Drkoop Hasn't Been Kicked Off the Island Yet

Through all the carnage, the online medical site continues to survive despite cash troubles and stories of its impending doom.

Mar 12 2001 04:48 PM PST

In the past week, eToys (ETYS) has filed for bankruptcy and closed its site, Yahoo (YHOO)'s CEO has departed and the portal's stock has tanked, and Idealab has announced that it will no longer incubate companies from its famed Silicon Valley office. Across this rapidly deteriorating Internet Economy the carnage continues, raising one glaring question: Just how the hell is Drkoop.com still alive?

The company has been dying longer than Bob Hope. It was dying in April when the stock dove below $2 a share. It was dying when the company laid off 35 percent of its workforce in March 2000. It was dying when it received an emergency $1.5 million bridge loan in June. And it was dying in August when it got an "emergency transfusion" of $20 million in venture funds.

Then a month ago, the company was pronounced as dying yet again. Its shares were trading at 50 cents. It was threatened with being delisted from the Nasdaq. The company announced that it would layoff 45 employees and relocate from Austin, Texas, to Southern California.

Meanwhile, a bevy of fabled dot-coms also have become roadkill on the information superhighway. The Drkoop deathwatch vigil makes Generalissimo Francisco Franco's lengthy demise feel like a car crash. Last year, I wrote a column about the Monty Python syndrome in response to a scene from the nerd classic Monty Python and the Holy Grail. In the film, a man pulls a cart through town calling for folks to bring out their dead, but one prospect stymies him by stubbornly protesting: "I'm not dead yet!"

Drkoop should be cast in that role. A lot of folks know that Drkoop has had cash troubles, that it's named after the former U.S. Surgeon General and that it's going to fold in the near future, but do they even know what the site is supposed to do? What services it claims to provide?

During the past two years, the site may have inspired more gloomy news stories than the number of actual customers who are using its services. Ultimately, Drkoop has become the Internet Economy's Andy Warhol: famous merely for being famous.

But in the wake of all the notoriety, the site's cockroach-like resiliency reveals some of the dynamics of our current economy that are instructive. Perhaps the most important is the continued divergence between real and perceived economic health. One would think that time would allow for convergence of the two, yet what we've seen during the past six months is a ricochet from excessive glee to excessive gloom, while the true nature of value floats somewhere in between.

The ethereal nature of e-businesses continues to amplify the volatility of how these companies are valued. At a time when most Web sites continue to be merely ideas for businesses or theories of companies, it's little wonder that people prefer to draw conclusions rather than report true performance. In essence, we still haven't learned the true metrics of success, aside from the obvious yardstick of profitability. Until we get a better handle on what makes an e-business viable, perceptions will trump reality.

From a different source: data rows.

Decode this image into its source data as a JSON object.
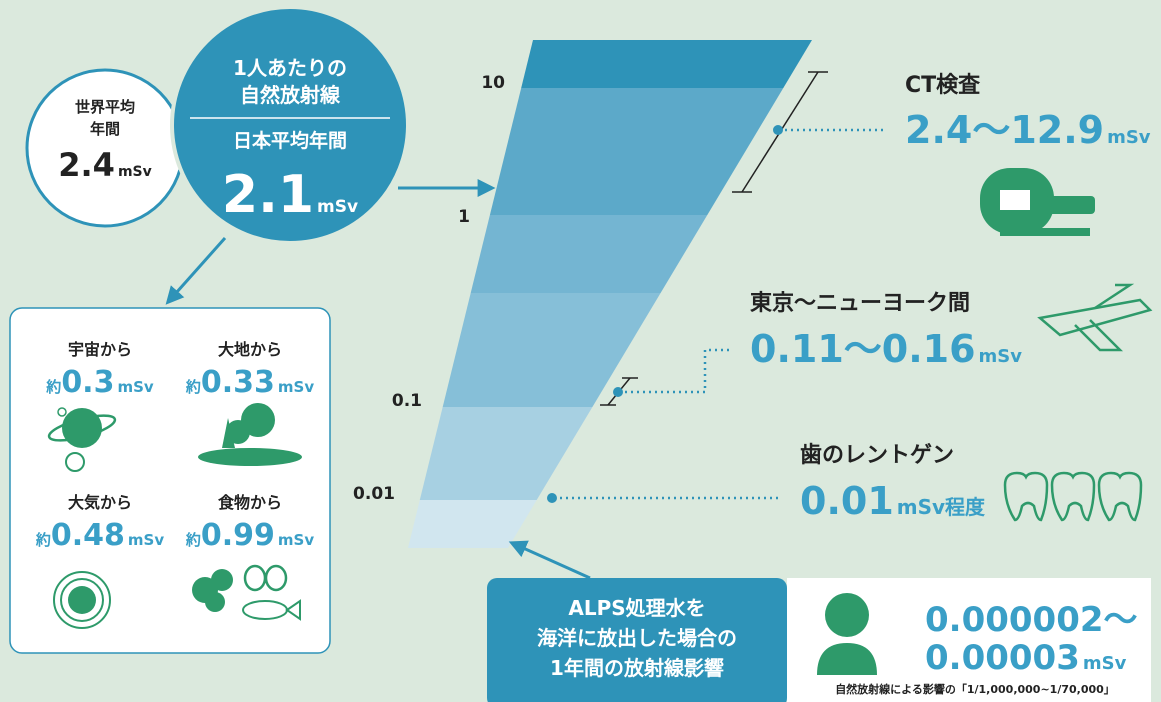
{
  "world": {
    "lines": [
      "世界平均",
      "年間"
    ],
    "value": "2.4",
    "unit": "mSv"
  },
  "japan": {
    "lines": [
      "1人あたりの",
      "自然放射線"
    ],
    "label": "日本平均年間",
    "value": "2.1",
    "unit": "mSv"
  },
  "scale": [
    "10",
    "1",
    "0.1",
    "0.01"
  ],
  "sources": [
    {
      "label": "宇宙から",
      "prefix": "約",
      "value": "0.3",
      "unit": "mSv"
    },
    {
      "label": "大地から",
      "prefix": "約",
      "value": "0.33",
      "unit": "mSv"
    },
    {
      "label": "大気から",
      "prefix": "約",
      "value": "0.48",
      "unit": "mSv"
    },
    {
      "label": "食物から",
      "prefix": "約",
      "value": "0.99",
      "unit": "mSv"
    }
  ],
  "examples": [
    {
      "label": "CT検査",
      "value": "2.4〜12.9",
      "unit": "mSv"
    },
    {
      "label": "東京〜ニューヨーク間",
      "value": "0.11〜0.16",
      "unit": "mSv"
    },
    {
      "label": "歯のレントゲン",
      "value": "0.01",
      "unit": "mSv程度"
    }
  ],
  "alps": {
    "lines": [
      "ALPS処理水を",
      "海洋に放出した場合の",
      "1年間の放射線影響"
    ],
    "value_lines": [
      "0.000002〜",
      "0.00003"
    ],
    "unit": "mSv",
    "note": "自然放射線による影響の「1/1,000,000~1/70,000」"
  }
}
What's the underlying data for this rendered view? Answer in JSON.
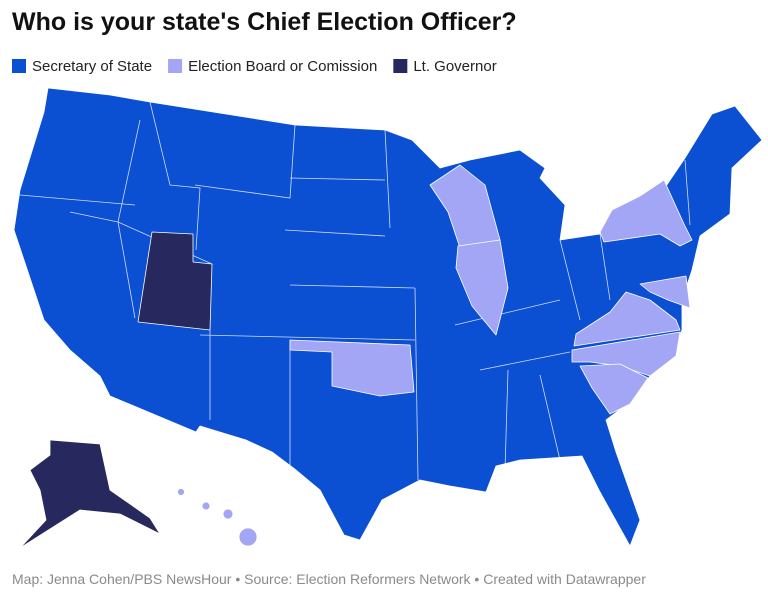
{
  "title": "Who is your state's Chief Election Officer?",
  "legend": {
    "items": [
      {
        "label": "Secretary of State",
        "color": "#0b4fd3"
      },
      {
        "label": "Election Board or Comission",
        "color": "#a2a6f5"
      },
      {
        "label": "Lt. Governor",
        "color": "#26285e"
      }
    ]
  },
  "footer": "Map: Jenna Cohen/PBS NewsHour • Source: Election Reformers Network • Created with Datawrapper"
}
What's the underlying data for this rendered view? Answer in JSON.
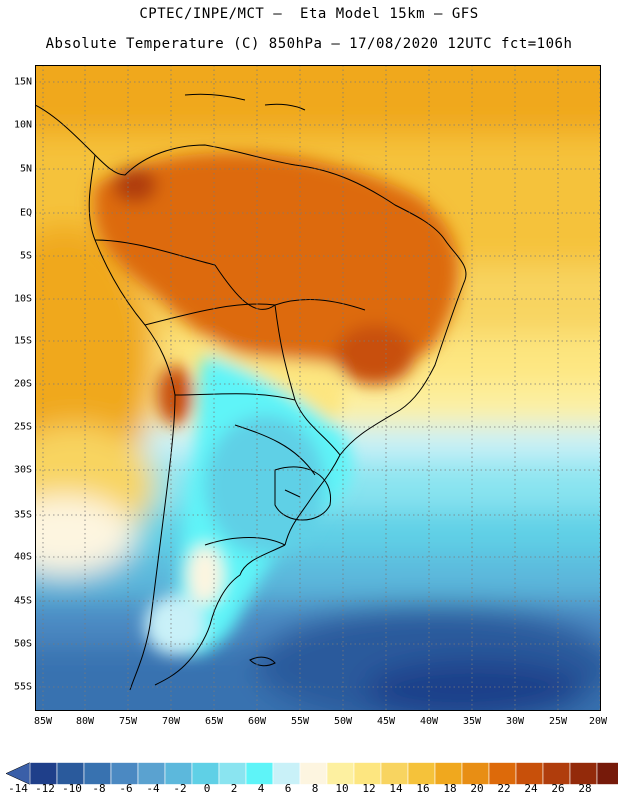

Drkoop's refusal to fold when its demise was predicted by so many reminds us that markets are aggregated from individual companies and that the performance of an overall market never accurately determines the value of any one player. Granted, the degree to which collective attitudes determine how investors allocate their capital and make buying decisions certainly affects companies. Perceptions have a nasty way of shaping reality. Yet the correlation is dynamic and not always direct. The first step toward economic reality is a simple assessment of reality.

And so I salute Drkoop, the Richard Hatch of the Net. Let the company's living death remind us of the mixed-up Web that continues to change our lives.